You don't really want to wean. You don't want to stop having those precious moments with him, those glazed over eyes staring up at you with complete love. He can be such a picky eater but he's doing just fine eating breast milk twice a day. And he's always been so healthy and cold/flu season is upon us, and I'm weaning now? And he loves it, oh does he love it. He's so cuddly and sweet and he just adores his closeness with mama.

And so many hate it. So, so many despise it. So many see something so innocent, so natural, so sweet as something dark and twisted and perverted. He's walking and talking and counting and singing and so obviously asking for the breast is completely inappropriate. So little support, so many judgmental glances....

Why? Why? I'm giving him nutrition, the best food I can provide. I'm sharing special, wonderful moments with him, moments that do not in any way affect my life adversely. I don't lose any time, don't lose any sleep. I don't have to eat a special diet, or restrict anything, not anymore. No one has to even see other than him and myself. And while people love to tell you how awful extended nursing is for children, I've seen so many studies (in fact, every study pertaining to extended breast feeding) that show the exact opposite. On top of that I've had numerous women lean in and quietly tell me the weaning age of their own children. 2, 3, 4, sometimes longer. All of them healthy and well adjusted and normal. So why? Why the condemnation?

And even more so... why do I listen to it?
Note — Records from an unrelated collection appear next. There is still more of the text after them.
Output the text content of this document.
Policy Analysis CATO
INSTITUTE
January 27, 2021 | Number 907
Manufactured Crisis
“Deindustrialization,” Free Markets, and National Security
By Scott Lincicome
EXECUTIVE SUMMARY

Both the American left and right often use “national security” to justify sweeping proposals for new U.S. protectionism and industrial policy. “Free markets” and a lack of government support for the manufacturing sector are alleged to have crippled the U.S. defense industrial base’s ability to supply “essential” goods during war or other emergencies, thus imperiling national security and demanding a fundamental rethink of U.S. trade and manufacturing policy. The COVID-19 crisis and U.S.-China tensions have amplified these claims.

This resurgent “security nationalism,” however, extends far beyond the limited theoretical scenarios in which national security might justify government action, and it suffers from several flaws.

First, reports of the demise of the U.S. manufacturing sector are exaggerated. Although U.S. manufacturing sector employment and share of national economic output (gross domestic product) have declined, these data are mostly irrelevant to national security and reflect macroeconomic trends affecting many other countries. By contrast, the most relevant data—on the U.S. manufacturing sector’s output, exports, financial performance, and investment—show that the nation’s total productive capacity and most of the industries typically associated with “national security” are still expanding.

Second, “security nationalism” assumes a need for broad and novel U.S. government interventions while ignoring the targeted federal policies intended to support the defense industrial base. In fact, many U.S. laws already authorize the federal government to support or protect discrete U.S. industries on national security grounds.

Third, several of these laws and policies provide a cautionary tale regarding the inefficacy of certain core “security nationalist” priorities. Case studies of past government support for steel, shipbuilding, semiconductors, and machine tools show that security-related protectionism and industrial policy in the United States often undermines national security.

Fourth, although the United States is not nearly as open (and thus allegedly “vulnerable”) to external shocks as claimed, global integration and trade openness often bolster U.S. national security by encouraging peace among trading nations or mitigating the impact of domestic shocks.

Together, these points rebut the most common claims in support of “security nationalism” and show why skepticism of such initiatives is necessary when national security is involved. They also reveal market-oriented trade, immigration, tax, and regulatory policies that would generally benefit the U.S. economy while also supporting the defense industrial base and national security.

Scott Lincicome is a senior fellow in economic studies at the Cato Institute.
*You're enjoying nursing. Your weaning deadline is fast approaching. Your support is running low and you're worried about harming your prospects for a child by birth down the road if you don't stop taking your medication. But he's enjoying it and you're enjoying it and in so many ways it's all good. You feel a decision needs to be made soon and you're not entirely sure which way you'll go, or which way he'll go. You know there are whole days when he forgets to nurse and you have to urge him to because of the discomfort. You know there are whole days where he wants to nurse constantly and it hurts when there's no milk. You know weaning is coming anyway, naturally. Perhaps, maybe, you should just add a little more time and see what happens....

1 comment:

CandCFamily said...

I stopped taking the medication when DS turned one and he didn't wean until 22 months. I don't see anything wrong with it, in fact it is pretty amazing, you pumped and nursed an adoptive child. Do whatever you feel is right. You are doing the one thing I wanted to do with another child. I didn't grieve my infertility as much as I grieved nursing another newborn.